CEPR Co-Director Mark Weisbrot sent the letter below on Nov. 5 to Washington Post Ombudsman Patrick B. Pexton regarding Pexton's defense of a story published on Oct. 29 that portrayed Social Security as "cash negative."

Dear Patrick,

In your defense of Lori Montgomery's article, you wrote that you "spent a couple of days last week talking to Social Security experts across the ideological spectrum."  I'm betting you didn't talk to any actual experts who have spent some time defending Social Security against the misleading claims that have been part of the almost daily assaults on the system for the past 20 years. 

If you had, you might have learned that the overwhelmingly most often repeated piece of verbal and accounting trickery used by right-wing opponents of Social Security is this one, from Montgomery's article:

"The $2.6 trillion Social Security trust fund will provide little relief. The government has borrowed every cent and now must raise taxes, cut spending or borrow more heavily from outside investors to keep benefit checks flowing."

Of course the fact that Social Security has loaned its surplus funds to the Treasury, instead of investing it somewhere else, is irrelevant to the program's finances.  But millions of Americans believe that the "trust fund provides no relief", and it is because of massive public ignorance — not the relatively small projected shortfall in Social Secuity's finances over the next 75 years, which will surely be taken care of long before 2036 — that the majority of the public thinks that they will not see their benefits.  The Post article contributed to that ignorance.

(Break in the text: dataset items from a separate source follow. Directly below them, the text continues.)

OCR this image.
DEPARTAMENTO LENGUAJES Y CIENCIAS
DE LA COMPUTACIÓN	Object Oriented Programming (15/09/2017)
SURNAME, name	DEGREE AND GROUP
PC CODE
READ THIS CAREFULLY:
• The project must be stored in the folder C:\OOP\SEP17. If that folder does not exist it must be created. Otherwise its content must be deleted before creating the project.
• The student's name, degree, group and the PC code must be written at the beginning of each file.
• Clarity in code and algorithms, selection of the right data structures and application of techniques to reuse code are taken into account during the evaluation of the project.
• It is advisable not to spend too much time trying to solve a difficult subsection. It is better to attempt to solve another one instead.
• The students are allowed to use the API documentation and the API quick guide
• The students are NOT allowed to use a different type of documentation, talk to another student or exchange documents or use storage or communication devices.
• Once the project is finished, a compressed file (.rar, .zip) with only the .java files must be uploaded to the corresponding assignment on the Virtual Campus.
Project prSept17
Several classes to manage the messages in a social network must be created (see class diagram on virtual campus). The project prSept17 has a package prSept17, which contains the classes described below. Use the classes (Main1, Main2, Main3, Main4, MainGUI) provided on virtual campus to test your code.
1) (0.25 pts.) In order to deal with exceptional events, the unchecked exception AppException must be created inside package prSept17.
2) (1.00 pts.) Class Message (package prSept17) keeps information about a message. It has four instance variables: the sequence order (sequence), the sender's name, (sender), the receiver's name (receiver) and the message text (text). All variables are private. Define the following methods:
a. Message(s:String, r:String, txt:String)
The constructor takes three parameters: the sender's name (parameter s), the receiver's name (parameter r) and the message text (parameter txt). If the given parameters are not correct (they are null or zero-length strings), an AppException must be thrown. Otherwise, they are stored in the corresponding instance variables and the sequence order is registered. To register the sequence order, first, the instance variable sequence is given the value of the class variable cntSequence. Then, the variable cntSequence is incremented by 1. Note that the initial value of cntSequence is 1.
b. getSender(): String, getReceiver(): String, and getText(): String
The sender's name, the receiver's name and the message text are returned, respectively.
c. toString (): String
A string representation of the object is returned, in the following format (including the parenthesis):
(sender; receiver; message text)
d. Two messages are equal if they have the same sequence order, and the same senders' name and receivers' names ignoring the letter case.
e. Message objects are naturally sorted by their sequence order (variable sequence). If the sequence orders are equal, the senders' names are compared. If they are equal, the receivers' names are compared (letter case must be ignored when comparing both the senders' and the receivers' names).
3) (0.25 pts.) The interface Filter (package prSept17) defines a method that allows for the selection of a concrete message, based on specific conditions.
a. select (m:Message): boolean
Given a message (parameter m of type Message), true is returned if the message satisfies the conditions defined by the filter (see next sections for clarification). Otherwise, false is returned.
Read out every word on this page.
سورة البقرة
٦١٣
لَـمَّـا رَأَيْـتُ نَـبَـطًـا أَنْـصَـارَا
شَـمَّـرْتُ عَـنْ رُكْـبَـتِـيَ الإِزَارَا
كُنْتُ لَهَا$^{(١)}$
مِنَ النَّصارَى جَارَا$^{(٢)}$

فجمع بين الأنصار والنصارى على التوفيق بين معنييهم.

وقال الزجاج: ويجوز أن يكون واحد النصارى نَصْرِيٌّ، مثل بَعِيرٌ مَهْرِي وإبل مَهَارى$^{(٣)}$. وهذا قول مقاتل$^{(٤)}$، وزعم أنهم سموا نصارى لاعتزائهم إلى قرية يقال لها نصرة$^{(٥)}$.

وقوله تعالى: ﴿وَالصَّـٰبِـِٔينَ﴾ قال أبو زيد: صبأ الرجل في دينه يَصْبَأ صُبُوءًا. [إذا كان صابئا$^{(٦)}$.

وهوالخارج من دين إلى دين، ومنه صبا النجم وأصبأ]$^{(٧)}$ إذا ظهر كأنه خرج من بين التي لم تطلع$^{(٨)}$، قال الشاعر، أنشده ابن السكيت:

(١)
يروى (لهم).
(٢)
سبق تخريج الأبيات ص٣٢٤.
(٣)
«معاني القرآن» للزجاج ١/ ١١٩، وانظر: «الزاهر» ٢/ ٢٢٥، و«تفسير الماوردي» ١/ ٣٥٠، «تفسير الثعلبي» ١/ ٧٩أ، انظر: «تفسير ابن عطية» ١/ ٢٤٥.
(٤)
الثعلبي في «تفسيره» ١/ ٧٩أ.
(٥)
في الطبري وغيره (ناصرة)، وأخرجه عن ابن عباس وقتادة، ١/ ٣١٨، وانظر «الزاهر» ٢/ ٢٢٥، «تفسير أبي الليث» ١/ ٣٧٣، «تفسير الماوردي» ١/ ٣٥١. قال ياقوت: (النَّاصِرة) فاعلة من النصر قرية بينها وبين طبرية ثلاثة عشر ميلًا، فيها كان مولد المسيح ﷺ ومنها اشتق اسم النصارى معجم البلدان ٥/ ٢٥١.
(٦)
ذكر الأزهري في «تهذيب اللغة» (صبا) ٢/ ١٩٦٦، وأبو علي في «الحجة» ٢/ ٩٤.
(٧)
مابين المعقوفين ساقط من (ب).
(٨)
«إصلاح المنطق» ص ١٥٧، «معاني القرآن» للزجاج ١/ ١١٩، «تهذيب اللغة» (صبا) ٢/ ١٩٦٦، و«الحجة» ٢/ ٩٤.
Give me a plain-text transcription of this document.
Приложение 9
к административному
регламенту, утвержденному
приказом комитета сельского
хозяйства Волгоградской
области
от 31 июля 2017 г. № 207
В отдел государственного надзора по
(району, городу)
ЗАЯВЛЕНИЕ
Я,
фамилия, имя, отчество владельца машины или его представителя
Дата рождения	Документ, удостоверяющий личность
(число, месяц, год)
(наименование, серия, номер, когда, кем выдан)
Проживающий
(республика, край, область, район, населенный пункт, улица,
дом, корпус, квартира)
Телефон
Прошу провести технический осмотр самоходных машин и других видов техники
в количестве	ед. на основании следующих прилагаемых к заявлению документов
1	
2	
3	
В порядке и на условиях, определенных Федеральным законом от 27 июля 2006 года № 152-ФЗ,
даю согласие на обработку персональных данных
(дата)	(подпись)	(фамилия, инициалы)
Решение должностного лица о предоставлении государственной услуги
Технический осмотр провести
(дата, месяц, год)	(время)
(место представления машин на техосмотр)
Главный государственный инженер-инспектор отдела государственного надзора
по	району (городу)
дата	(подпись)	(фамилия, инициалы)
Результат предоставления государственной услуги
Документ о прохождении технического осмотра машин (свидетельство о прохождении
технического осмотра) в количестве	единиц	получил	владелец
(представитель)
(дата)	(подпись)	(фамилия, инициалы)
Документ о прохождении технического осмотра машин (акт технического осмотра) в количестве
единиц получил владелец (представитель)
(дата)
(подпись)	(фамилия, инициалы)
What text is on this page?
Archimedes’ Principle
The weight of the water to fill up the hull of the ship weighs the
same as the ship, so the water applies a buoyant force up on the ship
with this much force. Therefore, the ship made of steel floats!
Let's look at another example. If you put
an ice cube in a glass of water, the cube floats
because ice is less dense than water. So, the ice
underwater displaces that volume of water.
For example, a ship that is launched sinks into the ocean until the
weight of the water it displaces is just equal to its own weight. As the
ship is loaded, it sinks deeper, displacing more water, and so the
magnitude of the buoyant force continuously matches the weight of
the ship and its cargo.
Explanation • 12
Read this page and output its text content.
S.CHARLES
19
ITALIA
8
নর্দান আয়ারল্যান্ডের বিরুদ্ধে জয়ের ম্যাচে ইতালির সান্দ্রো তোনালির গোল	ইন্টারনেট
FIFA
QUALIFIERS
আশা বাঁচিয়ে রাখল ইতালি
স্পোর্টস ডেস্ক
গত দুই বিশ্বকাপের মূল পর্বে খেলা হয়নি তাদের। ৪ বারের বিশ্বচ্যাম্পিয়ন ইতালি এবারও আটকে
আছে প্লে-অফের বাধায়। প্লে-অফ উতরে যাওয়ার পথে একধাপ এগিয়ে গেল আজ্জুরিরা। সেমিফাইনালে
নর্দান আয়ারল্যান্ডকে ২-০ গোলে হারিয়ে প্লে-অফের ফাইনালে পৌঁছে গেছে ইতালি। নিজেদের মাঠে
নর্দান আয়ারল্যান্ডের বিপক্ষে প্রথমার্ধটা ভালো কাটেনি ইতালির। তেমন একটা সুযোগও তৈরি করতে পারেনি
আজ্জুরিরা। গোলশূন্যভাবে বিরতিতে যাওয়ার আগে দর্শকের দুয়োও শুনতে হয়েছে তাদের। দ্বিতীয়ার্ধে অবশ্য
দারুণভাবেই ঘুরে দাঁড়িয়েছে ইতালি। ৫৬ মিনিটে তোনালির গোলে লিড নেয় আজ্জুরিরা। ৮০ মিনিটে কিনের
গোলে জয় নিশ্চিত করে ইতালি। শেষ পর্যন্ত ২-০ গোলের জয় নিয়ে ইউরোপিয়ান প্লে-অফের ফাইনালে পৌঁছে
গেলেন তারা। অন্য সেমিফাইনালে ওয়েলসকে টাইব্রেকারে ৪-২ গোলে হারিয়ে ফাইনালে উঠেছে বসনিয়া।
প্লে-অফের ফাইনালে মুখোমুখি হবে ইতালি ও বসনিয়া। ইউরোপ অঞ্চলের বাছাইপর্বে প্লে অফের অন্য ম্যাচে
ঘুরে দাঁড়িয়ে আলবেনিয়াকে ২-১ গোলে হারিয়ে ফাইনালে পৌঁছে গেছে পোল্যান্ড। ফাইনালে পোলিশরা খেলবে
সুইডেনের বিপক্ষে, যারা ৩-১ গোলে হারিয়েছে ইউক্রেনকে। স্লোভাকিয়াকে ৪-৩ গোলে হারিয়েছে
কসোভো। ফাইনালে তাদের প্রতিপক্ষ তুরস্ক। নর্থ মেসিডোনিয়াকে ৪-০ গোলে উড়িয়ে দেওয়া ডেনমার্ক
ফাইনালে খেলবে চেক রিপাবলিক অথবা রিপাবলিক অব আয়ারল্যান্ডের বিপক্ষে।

I don't know Lori Montgomery, but my guess is that she didn't write this kind of article — which contains a number of other misleading statements and inaccuracies that you did not address (see Dean Baker's post on Beat the Press ) — because she doesn't like Social Security or is trying to undermine it.  My guess, from talking to journalists for many years about this subject, is that she talked to people with a certain political agenda and got suckered.  Too bad for her, the Post, and the public.